I have been in post for exactly one year this month and things are progressing well, despite
the restrictions due to Covid19. We have our lab bench fully functioning with all the
equipment we need in place (or ready to be borrowed!). We also have a PhD student who has
been with us for 9 months now working on some aspects of the project. We also have a
research assistant dedicated to tissue collection and data management of patient outcomes.

So far, we have identified appropriate samples from patients who have and have not developed secondary cancer, this will allow us to look for important differences between these two groups, and we have extracted high quality DNA. Tumour samples have traditionally been
fixed in formalin and stored in paraffin blocks which is very useful for investigating tumour pathology, however obtaining high quality DNA from these stored samples can be challenging. It is important that the DNA for sequencing is of high quality as this provides
the resulting tumour molecular profile. Now that we have DNA from the patient tumours, we
are beginning to prepare the DNA for High Throughput Sequencing (as discussed above). We
also have blood samples from 150 metastatic breast cancer patients and are in the process of
extracting the DNA from these samples to allow us to ultimately develop specific liquid
biopsy assays for continuous monitoring of patients.

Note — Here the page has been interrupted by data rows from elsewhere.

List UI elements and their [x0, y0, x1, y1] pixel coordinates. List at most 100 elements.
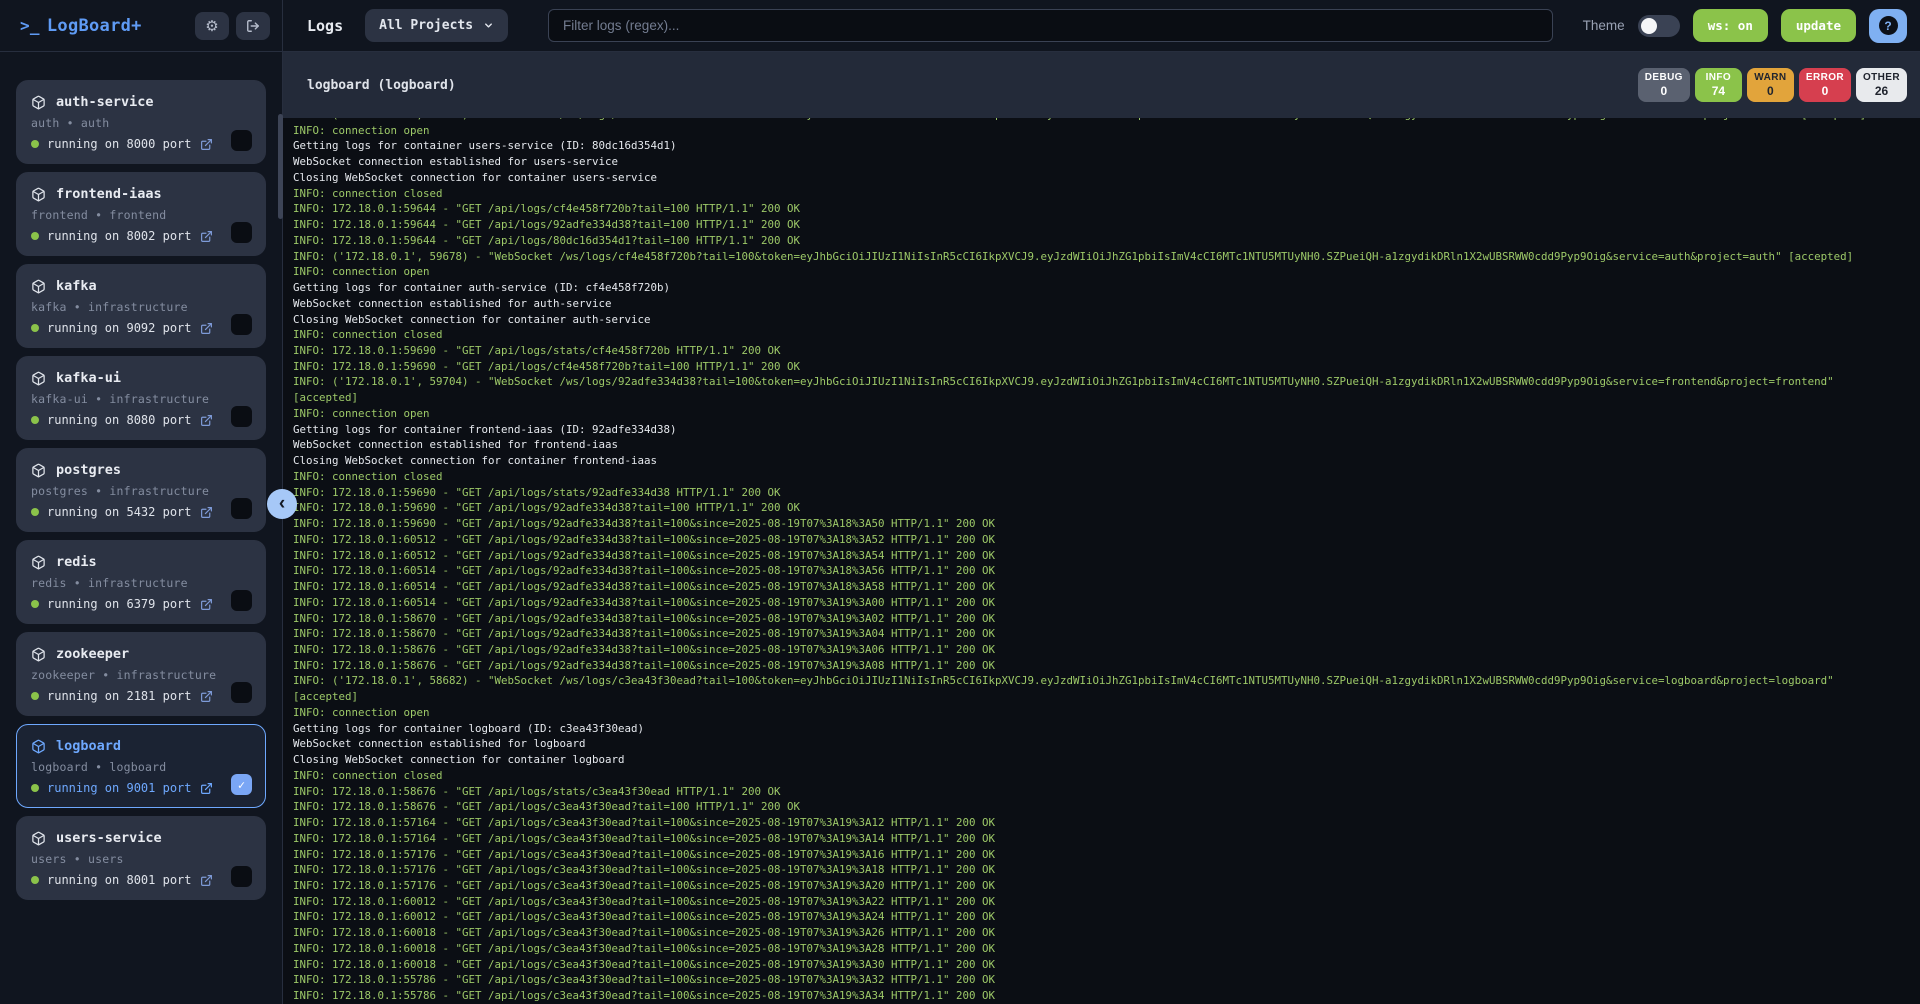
log-line: INFO: 172.18.0.1:58676 - "GET /api/logs/…	[293, 784, 1920, 800]
service-list: auth-service auth • auth running on 8000…	[16, 80, 266, 900]
service-status-text: running on 9001 port	[47, 781, 192, 795]
log-line: INFO: 172.18.0.1:58676 - "GET /api/logs/…	[293, 658, 1920, 674]
external-link-icon[interactable]	[200, 138, 213, 151]
log-filter-input[interactable]	[548, 9, 1553, 42]
log-line: Closing WebSocket connection for contain…	[293, 752, 1920, 768]
log-line: INFO: 172.18.0.1:59644 - "GET /api/logs/…	[293, 233, 1920, 249]
status-dot-icon	[31, 876, 39, 884]
service-checkbox[interactable]: ✓	[231, 130, 252, 151]
status-dot-icon	[31, 416, 39, 424]
service-card[interactable]: kafka kafka • infrastructure running on …	[16, 264, 266, 348]
settings-button[interactable]: ⚙	[195, 12, 229, 40]
help-icon: ?	[1879, 16, 1898, 35]
service-subtitle: redis • infrastructure	[31, 576, 251, 590]
level-badge-count: 0	[1645, 84, 1683, 98]
level-badge[interactable]: DEBUG 0	[1638, 68, 1690, 102]
external-link-icon[interactable]	[200, 782, 213, 795]
service-card[interactable]: frontend-iaas frontend • frontend runnin…	[16, 172, 266, 256]
log-line: INFO: connection open	[293, 264, 1920, 280]
service-checkbox[interactable]: ✓	[231, 406, 252, 427]
service-subtitle: kafka-ui • infrastructure	[31, 392, 251, 406]
external-link-icon[interactable]	[200, 598, 213, 611]
topbar-left: >_ LogBoard+ ⚙	[0, 0, 283, 51]
sidebar-collapse-button[interactable]: ‹	[267, 489, 297, 519]
log-line: [accepted]	[293, 689, 1920, 705]
theme-toggle[interactable]	[1638, 15, 1680, 37]
service-checkbox[interactable]: ✓	[231, 498, 252, 519]
service-checkbox[interactable]: ✓	[231, 682, 252, 703]
log-line: INFO: 172.18.0.1:58676 - "GET /api/logs/…	[293, 799, 1920, 815]
level-badge-count: 0	[1754, 84, 1787, 98]
gear-icon: ⚙	[205, 17, 218, 35]
external-link-icon[interactable]	[200, 414, 213, 427]
help-button[interactable]: ?	[1869, 9, 1907, 43]
log-line: INFO: 172.18.0.1:59644 - "GET /api/logs/…	[293, 217, 1920, 233]
service-name: users-service	[56, 830, 162, 846]
level-badge[interactable]: WARN 0	[1747, 68, 1794, 102]
log-line: INFO: 172.18.0.1:60012 - "GET /api/logs/…	[293, 894, 1920, 910]
log-line: INFO: 172.18.0.1:59690 - "GET /api/logs/…	[293, 516, 1920, 532]
external-link-icon[interactable]	[200, 506, 213, 519]
update-button[interactable]: update	[1781, 9, 1856, 42]
service-checkbox[interactable]: ✓	[231, 774, 252, 795]
service-card[interactable]: auth-service auth • auth running on 8000…	[16, 80, 266, 164]
service-card[interactable]: users-service users • users running on 8…	[16, 816, 266, 900]
service-checkbox[interactable]: ✓	[231, 222, 252, 243]
main-panel: ‹ logboard (logboard) DEBUG 0 INFO 74 WA…	[283, 52, 1920, 1004]
service-card[interactable]: kafka-ui kafka-ui • infrastructure runni…	[16, 356, 266, 440]
external-link-icon[interactable]	[200, 690, 213, 703]
level-badges: DEBUG 0 INFO 74 WARN 0 ERROR 0 OTHER 26	[1638, 68, 1907, 102]
log-line: Closing WebSocket connection for contain…	[293, 170, 1920, 186]
level-badge-label: DEBUG	[1645, 72, 1683, 83]
log-line: INFO: 172.18.0.1:60514 - "GET /api/logs/…	[293, 595, 1920, 611]
service-status-text: running on 8000 port	[47, 137, 192, 151]
log-line: Getting logs for container frontend-iaas…	[293, 422, 1920, 438]
logout-button[interactable]	[236, 12, 270, 40]
log-line: INFO: 172.18.0.1:60012 - "GET /api/logs/…	[293, 909, 1920, 925]
service-checkbox[interactable]: ✓	[231, 590, 252, 611]
page-title: Logs	[307, 17, 343, 35]
terminal-prompt-icon: >_	[20, 16, 40, 35]
level-badge[interactable]: OTHER 26	[1856, 68, 1907, 102]
service-status-text: running on 9092 port	[47, 321, 192, 335]
package-icon	[31, 647, 46, 662]
service-card[interactable]: logboard logboard • logboard running on …	[16, 724, 266, 808]
service-subtitle: frontend • frontend	[31, 208, 251, 222]
log-line: INFO: 172.18.0.1:58670 - "GET /api/logs/…	[293, 626, 1920, 642]
external-link-icon[interactable]	[200, 230, 213, 243]
service-checkbox[interactable]: ✓	[231, 866, 252, 887]
service-name: zookeeper	[56, 646, 129, 662]
external-link-icon[interactable]	[200, 322, 213, 335]
theme-toggle-knob	[1641, 18, 1657, 34]
level-badge[interactable]: INFO 74	[1695, 68, 1742, 102]
project-filter-dropdown[interactable]: All Projects	[365, 9, 508, 42]
status-dot-icon	[31, 232, 39, 240]
package-icon	[31, 463, 46, 478]
websocket-status-button[interactable]: ws: on	[1693, 9, 1768, 42]
service-name: redis	[56, 554, 97, 570]
topbar: >_ LogBoard+ ⚙ Logs All Projects	[0, 0, 1920, 52]
logout-icon	[246, 19, 260, 33]
external-link-icon[interactable]	[200, 874, 213, 887]
package-icon	[31, 95, 46, 110]
service-card[interactable]: postgres postgres • infrastructure runni…	[16, 448, 266, 532]
service-card[interactable]: zookeeper zookeeper • infrastructure run…	[16, 632, 266, 716]
service-subtitle: logboard • logboard	[31, 760, 251, 774]
log-line: INFO: ('172.18.0.1', 59704) - "WebSocket…	[293, 374, 1920, 390]
level-badge[interactable]: ERROR 0	[1799, 68, 1851, 102]
log-content: INFO: ('172.18.0.1', 59640) - "WebSocket…	[293, 118, 1920, 1004]
log-line: INFO: 172.18.0.1:60018 - "GET /api/logs/…	[293, 941, 1920, 957]
log-line: INFO: 172.18.0.1:57164 - "GET /api/logs/…	[293, 831, 1920, 847]
chevron-left-icon: ‹	[279, 494, 285, 513]
status-dot-icon	[31, 324, 39, 332]
service-card[interactable]: redis redis • infrastructure running on …	[16, 540, 266, 624]
level-badge-label: ERROR	[1806, 72, 1844, 83]
log-scroll-area[interactable]: INFO: ('172.18.0.1', 59640) - "WebSocket…	[283, 118, 1920, 1004]
log-line: INFO: connection open	[293, 123, 1920, 139]
service-checkbox[interactable]: ✓	[231, 314, 252, 335]
service-status-text: running on 6379 port	[47, 597, 192, 611]
topbar-right-controls: Theme ws: on update ?	[1583, 9, 1907, 43]
service-subtitle: users • users	[31, 852, 251, 866]
log-line: INFO: connection closed	[293, 327, 1920, 343]
log-panel-title: logboard (logboard)	[307, 78, 456, 93]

In addition, I am working on establishing and optimising an assay, originally developed by
the Karolinska Institute in Stockholm, so that it can be used in a routine way on Dr.
Oikonomidou’s patient’s samples. This assay enables the investigation of tumour mutations
in extremely small amounts of DNA, meaning that many different regions of a tumour can be
profiled at the same time. This will give us an insight into the mutations that may be
developing and evolving at different parts of the patient tumour.

Do you collaborate with other research projects and programmes on the work you are doing?

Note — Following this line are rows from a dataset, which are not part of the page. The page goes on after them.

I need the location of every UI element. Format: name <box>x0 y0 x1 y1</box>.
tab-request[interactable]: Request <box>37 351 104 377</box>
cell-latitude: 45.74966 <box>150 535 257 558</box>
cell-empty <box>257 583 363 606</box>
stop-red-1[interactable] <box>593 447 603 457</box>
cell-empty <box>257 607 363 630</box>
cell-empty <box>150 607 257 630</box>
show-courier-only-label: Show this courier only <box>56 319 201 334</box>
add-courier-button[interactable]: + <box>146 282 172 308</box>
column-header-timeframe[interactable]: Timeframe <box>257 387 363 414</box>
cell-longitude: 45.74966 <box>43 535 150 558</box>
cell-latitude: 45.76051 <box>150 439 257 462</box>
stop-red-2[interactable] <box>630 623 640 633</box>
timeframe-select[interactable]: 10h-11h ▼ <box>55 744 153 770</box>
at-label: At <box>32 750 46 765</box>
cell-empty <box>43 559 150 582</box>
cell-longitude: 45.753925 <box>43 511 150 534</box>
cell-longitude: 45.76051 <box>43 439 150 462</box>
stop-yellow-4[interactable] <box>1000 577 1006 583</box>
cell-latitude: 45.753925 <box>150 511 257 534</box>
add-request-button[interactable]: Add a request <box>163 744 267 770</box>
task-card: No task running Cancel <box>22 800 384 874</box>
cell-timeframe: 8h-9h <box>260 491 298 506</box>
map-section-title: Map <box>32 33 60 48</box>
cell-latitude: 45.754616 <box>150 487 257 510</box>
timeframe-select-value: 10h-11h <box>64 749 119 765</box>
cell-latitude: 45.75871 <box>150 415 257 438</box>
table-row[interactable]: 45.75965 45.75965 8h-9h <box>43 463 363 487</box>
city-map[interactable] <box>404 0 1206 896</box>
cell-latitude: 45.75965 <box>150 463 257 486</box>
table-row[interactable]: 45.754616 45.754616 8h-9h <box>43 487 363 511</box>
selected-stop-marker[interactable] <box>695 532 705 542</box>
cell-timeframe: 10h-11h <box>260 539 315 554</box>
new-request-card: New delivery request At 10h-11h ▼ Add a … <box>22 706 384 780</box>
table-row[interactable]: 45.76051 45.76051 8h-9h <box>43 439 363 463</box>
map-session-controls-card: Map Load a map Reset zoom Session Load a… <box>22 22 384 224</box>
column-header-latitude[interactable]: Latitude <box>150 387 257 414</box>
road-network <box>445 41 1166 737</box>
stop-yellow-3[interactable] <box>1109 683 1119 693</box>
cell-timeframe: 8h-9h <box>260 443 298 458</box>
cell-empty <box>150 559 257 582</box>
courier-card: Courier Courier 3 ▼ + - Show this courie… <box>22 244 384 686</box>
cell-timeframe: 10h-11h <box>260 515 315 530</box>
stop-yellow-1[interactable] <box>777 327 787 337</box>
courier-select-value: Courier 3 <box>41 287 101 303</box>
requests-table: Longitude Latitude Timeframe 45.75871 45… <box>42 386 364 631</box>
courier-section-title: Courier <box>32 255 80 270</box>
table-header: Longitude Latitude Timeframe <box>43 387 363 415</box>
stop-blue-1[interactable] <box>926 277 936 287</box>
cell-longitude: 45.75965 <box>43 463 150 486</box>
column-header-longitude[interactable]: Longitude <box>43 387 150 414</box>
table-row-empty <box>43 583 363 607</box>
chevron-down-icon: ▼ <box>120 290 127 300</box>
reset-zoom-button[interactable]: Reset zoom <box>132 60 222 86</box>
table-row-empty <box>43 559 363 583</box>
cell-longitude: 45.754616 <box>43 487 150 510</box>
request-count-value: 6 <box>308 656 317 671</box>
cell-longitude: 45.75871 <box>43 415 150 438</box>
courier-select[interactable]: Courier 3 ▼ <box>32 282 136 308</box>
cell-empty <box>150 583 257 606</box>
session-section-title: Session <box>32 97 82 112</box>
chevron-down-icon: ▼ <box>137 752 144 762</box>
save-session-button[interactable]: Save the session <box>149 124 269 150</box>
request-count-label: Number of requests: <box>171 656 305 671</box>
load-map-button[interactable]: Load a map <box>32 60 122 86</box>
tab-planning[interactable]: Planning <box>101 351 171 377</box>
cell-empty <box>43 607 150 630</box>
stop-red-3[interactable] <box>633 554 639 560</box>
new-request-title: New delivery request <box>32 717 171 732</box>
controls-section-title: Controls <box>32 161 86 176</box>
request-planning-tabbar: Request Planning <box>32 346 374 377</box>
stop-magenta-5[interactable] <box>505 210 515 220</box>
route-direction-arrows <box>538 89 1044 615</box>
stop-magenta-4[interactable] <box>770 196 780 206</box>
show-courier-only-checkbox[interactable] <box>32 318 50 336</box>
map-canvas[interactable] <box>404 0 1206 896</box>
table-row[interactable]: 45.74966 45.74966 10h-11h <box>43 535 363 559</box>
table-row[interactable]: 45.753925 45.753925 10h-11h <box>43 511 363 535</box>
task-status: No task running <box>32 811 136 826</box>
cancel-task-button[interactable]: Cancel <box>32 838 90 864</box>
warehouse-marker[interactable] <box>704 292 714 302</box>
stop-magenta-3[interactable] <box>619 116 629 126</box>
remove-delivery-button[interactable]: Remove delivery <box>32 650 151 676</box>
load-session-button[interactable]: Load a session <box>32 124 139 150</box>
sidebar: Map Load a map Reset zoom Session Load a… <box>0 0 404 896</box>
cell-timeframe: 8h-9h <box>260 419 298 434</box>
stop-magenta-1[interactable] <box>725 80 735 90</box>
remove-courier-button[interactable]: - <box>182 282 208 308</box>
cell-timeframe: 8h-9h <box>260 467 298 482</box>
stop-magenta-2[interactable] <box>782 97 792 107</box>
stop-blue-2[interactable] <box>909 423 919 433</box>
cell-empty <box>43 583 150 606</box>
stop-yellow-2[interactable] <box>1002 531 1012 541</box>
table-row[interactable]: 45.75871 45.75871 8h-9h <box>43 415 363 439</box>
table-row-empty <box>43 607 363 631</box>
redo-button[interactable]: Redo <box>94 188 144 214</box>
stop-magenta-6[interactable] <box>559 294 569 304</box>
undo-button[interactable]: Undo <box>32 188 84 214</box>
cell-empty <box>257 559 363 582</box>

Yes, collaboration is very important in all aspects of research, from sharing pieces of lab
equipment with other research groups, to the involvement of experts, such as pathologists and bioinformaticians, to assist in the interpretation of data. For example, I am located in a lab
alongside many other researchers working on a variety of different aspects of tumour biology.
This provides an environment for active discussion about experimental procedures and
techniques, and this shared knowledge leads to increased productivity and progress. Also,
because I am implementing an assay in the Edinburgh labs, which was first established at the
Karolinska Institute in Stockholm, this involves many discussions with Karolinska’s expert
scientists. In addition, one of the strengths of working in the IGC is that we have many
groups of computer scientists and statisticians. This is important because when a tumour is
profiled a vast amount of data are generated which consists of the thousands of mutations
seen in each tumour. To understand the importance of these mutations we compare them
across different patient’s tumours. The size of these datasets means that this analysis
(bioinformatics) requires large computing capacity, such as Edinburgh University’s
supercomputing cluster which has specialised software and statistics, all necessary to allow
us to get the in depth analysis of each patient’s tumour to help us find answers.

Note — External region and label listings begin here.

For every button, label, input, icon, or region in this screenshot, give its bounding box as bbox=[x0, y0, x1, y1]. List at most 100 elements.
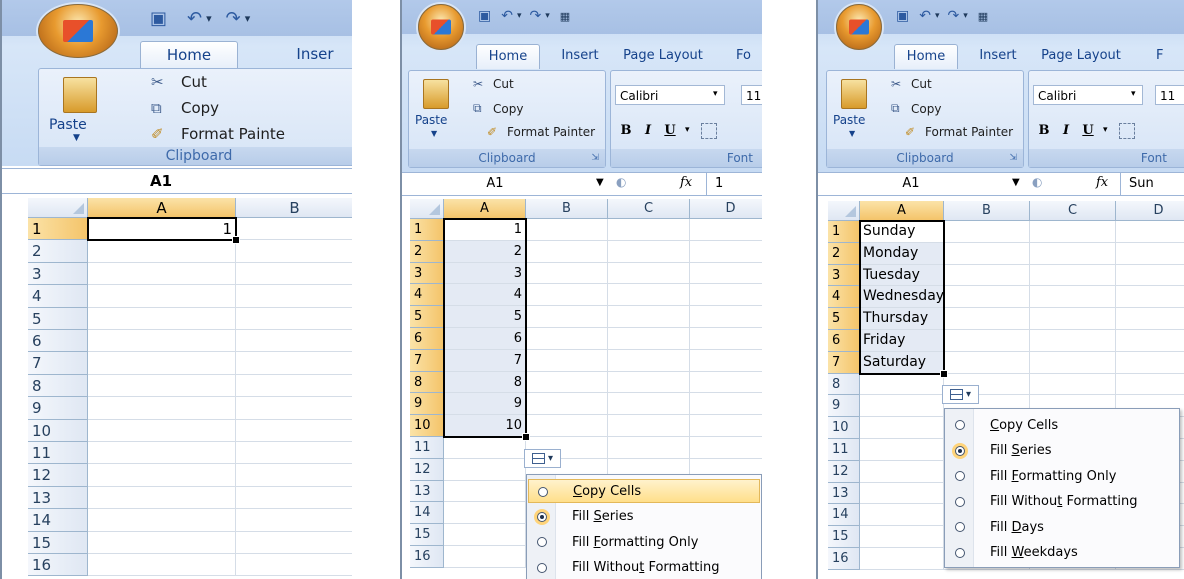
column-header-b[interactable]: B bbox=[236, 198, 352, 218]
row-header-10[interactable]: 10 bbox=[28, 419, 88, 442]
menu-item-fill-without-formatting[interactable]: Fill Without Formatting bbox=[946, 490, 1178, 514]
cell-d2[interactable] bbox=[1116, 243, 1184, 265]
undo-dropdown-icon[interactable]: ▾ bbox=[517, 11, 522, 21]
row-header-11[interactable]: 11 bbox=[410, 437, 444, 459]
office-button[interactable] bbox=[418, 4, 464, 50]
row-header-4[interactable]: 4 bbox=[410, 284, 444, 307]
font-size-select[interactable]: 11 bbox=[1155, 85, 1184, 105]
cell-d3[interactable] bbox=[1116, 265, 1184, 287]
row-header-9[interactable]: 9 bbox=[410, 393, 444, 416]
menu-item-fill-without-formatting[interactable]: Fill Without Formatting bbox=[528, 556, 760, 579]
cell-a2[interactable] bbox=[88, 240, 236, 263]
row-header-5[interactable]: 5 bbox=[28, 307, 88, 330]
cell-a13[interactable] bbox=[860, 482, 944, 505]
save-icon[interactable]: ▣ bbox=[150, 8, 167, 29]
cell-c6[interactable] bbox=[608, 328, 690, 350]
cell-b3[interactable] bbox=[526, 262, 608, 285]
cell-b2[interactable] bbox=[944, 242, 1030, 265]
row-header-3[interactable]: 3 bbox=[28, 262, 88, 286]
undo-icon[interactable]: ↶ bbox=[187, 8, 202, 29]
cell-c11[interactable] bbox=[608, 437, 690, 459]
column-header-a[interactable]: A bbox=[860, 201, 944, 221]
underline-dropdown-icon[interactable]: ▾ bbox=[685, 125, 690, 135]
cell-c8[interactable] bbox=[608, 371, 690, 394]
select-all-corner[interactable] bbox=[828, 201, 860, 221]
format-painter-button[interactable]: ✐ Format Painter bbox=[905, 125, 1013, 139]
menu-item-fill-series[interactable]: Fill Series bbox=[528, 505, 760, 529]
cell-b10[interactable] bbox=[236, 420, 352, 442]
cell-a6[interactable]: 6 bbox=[444, 328, 526, 350]
row-header-11[interactable]: 11 bbox=[828, 439, 860, 461]
undo-dropdown-icon[interactable]: ▾ bbox=[206, 12, 212, 25]
cell-a5[interactable]: Thursday bbox=[860, 308, 944, 330]
tab-formulas[interactable]: F bbox=[1156, 44, 1180, 68]
cell-d4[interactable] bbox=[690, 284, 762, 307]
row-header-5[interactable]: 5 bbox=[410, 306, 444, 328]
paste-icon[interactable] bbox=[423, 79, 449, 109]
cell-a7[interactable]: 7 bbox=[444, 349, 526, 372]
row-header-1[interactable]: 1 bbox=[410, 219, 444, 241]
cell-a4[interactable] bbox=[88, 285, 236, 308]
tab-page-layout[interactable]: Page Layout bbox=[614, 44, 712, 68]
bold-button[interactable]: B bbox=[617, 121, 635, 141]
tab-insert[interactable]: Inser bbox=[280, 41, 350, 67]
dialog-launcher-icon[interactable]: ⇲ bbox=[1009, 149, 1017, 167]
cell-b15[interactable] bbox=[236, 532, 352, 554]
row-header-2[interactable]: 2 bbox=[28, 240, 88, 263]
font-name-select[interactable]: Calibri bbox=[1033, 85, 1143, 105]
cell-b5[interactable] bbox=[944, 308, 1030, 330]
customize-icon[interactable]: ▦ bbox=[978, 10, 988, 23]
cell-d5[interactable] bbox=[1116, 308, 1184, 330]
row-header-10[interactable]: 10 bbox=[410, 415, 444, 437]
cell-b12[interactable] bbox=[236, 464, 352, 487]
cell-c1[interactable] bbox=[1030, 221, 1116, 243]
cut-button[interactable]: ✂ Cut bbox=[891, 77, 932, 91]
cell-a2[interactable]: 2 bbox=[444, 240, 526, 263]
cell-c7[interactable] bbox=[608, 349, 690, 372]
row-header-1[interactable]: 1 bbox=[28, 218, 88, 241]
cell-a7[interactable] bbox=[88, 352, 236, 375]
name-box-dropdown-icon[interactable]: ▼ bbox=[596, 177, 604, 188]
row-header-4[interactable]: 4 bbox=[828, 286, 860, 309]
cell-a12[interactable] bbox=[88, 464, 236, 487]
formula-input[interactable]: Sun bbox=[1120, 173, 1184, 195]
row-header-5[interactable]: 5 bbox=[828, 308, 860, 330]
italic-button[interactable]: I bbox=[1057, 121, 1075, 141]
cell-a15[interactable] bbox=[88, 531, 236, 554]
cell-b4[interactable] bbox=[526, 284, 608, 307]
name-box[interactable]: A1 bbox=[30, 169, 292, 193]
cell-a11[interactable] bbox=[88, 442, 236, 465]
cell-b1[interactable] bbox=[236, 218, 352, 241]
row-header-12[interactable]: 12 bbox=[28, 464, 88, 487]
row-header-16[interactable]: 16 bbox=[410, 546, 444, 568]
row-header-10[interactable]: 10 bbox=[828, 417, 860, 439]
cell-a16[interactable] bbox=[444, 546, 526, 568]
undo-icon[interactable]: ↶ bbox=[501, 8, 513, 24]
cell-d7[interactable] bbox=[1116, 352, 1184, 374]
formula-input[interactable]: 1 bbox=[706, 173, 762, 195]
fill-handle[interactable] bbox=[232, 236, 240, 245]
cell-d8[interactable] bbox=[690, 372, 762, 394]
row-header-9[interactable]: 9 bbox=[28, 397, 88, 420]
cell-a2[interactable]: Monday bbox=[860, 242, 944, 265]
redo-dropdown-icon[interactable]: ▾ bbox=[245, 12, 251, 25]
name-box-dropdown-icon[interactable]: ▼ bbox=[1012, 177, 1020, 188]
row-header-12[interactable]: 12 bbox=[410, 458, 444, 481]
cell-c4[interactable] bbox=[608, 284, 690, 307]
cell-a15[interactable] bbox=[860, 526, 944, 548]
row-header-14[interactable]: 14 bbox=[828, 504, 860, 527]
cell-a9[interactable] bbox=[860, 395, 944, 418]
column-header-b[interactable]: B bbox=[944, 201, 1030, 221]
cell-a11[interactable] bbox=[444, 437, 526, 459]
row-header-13[interactable]: 13 bbox=[410, 480, 444, 503]
cell-a7[interactable]: Saturday bbox=[860, 351, 944, 374]
font-size-select[interactable]: 11 bbox=[741, 85, 762, 105]
save-icon[interactable]: ▣ bbox=[896, 8, 909, 24]
dialog-launcher-icon[interactable]: ⇲ bbox=[591, 149, 599, 167]
fill-handle[interactable] bbox=[522, 433, 530, 441]
cell-b9[interactable] bbox=[236, 397, 352, 420]
column-header-b[interactable]: B bbox=[526, 199, 608, 219]
row-header-7[interactable]: 7 bbox=[410, 349, 444, 372]
save-icon[interactable]: ▣ bbox=[478, 8, 491, 24]
menu-item-fill-formatting-only[interactable]: Fill Formatting Only bbox=[528, 530, 760, 554]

This combination of the latest lab techniques in molecular biology with cutting edge
bioinformatics puts us in a great position to gain new insights into secondary breast cancer.
Moreover, through Dr Oikonomidou’s involvement as a clinical trialist, leading national and
international studies looking to predict biomarkers of response to treatment, we aim to identify the unmet needs in the field of secondary breast cancer to bring knowledge from the
laboratory bench to the patient bedside, here at the University of Edinburgh.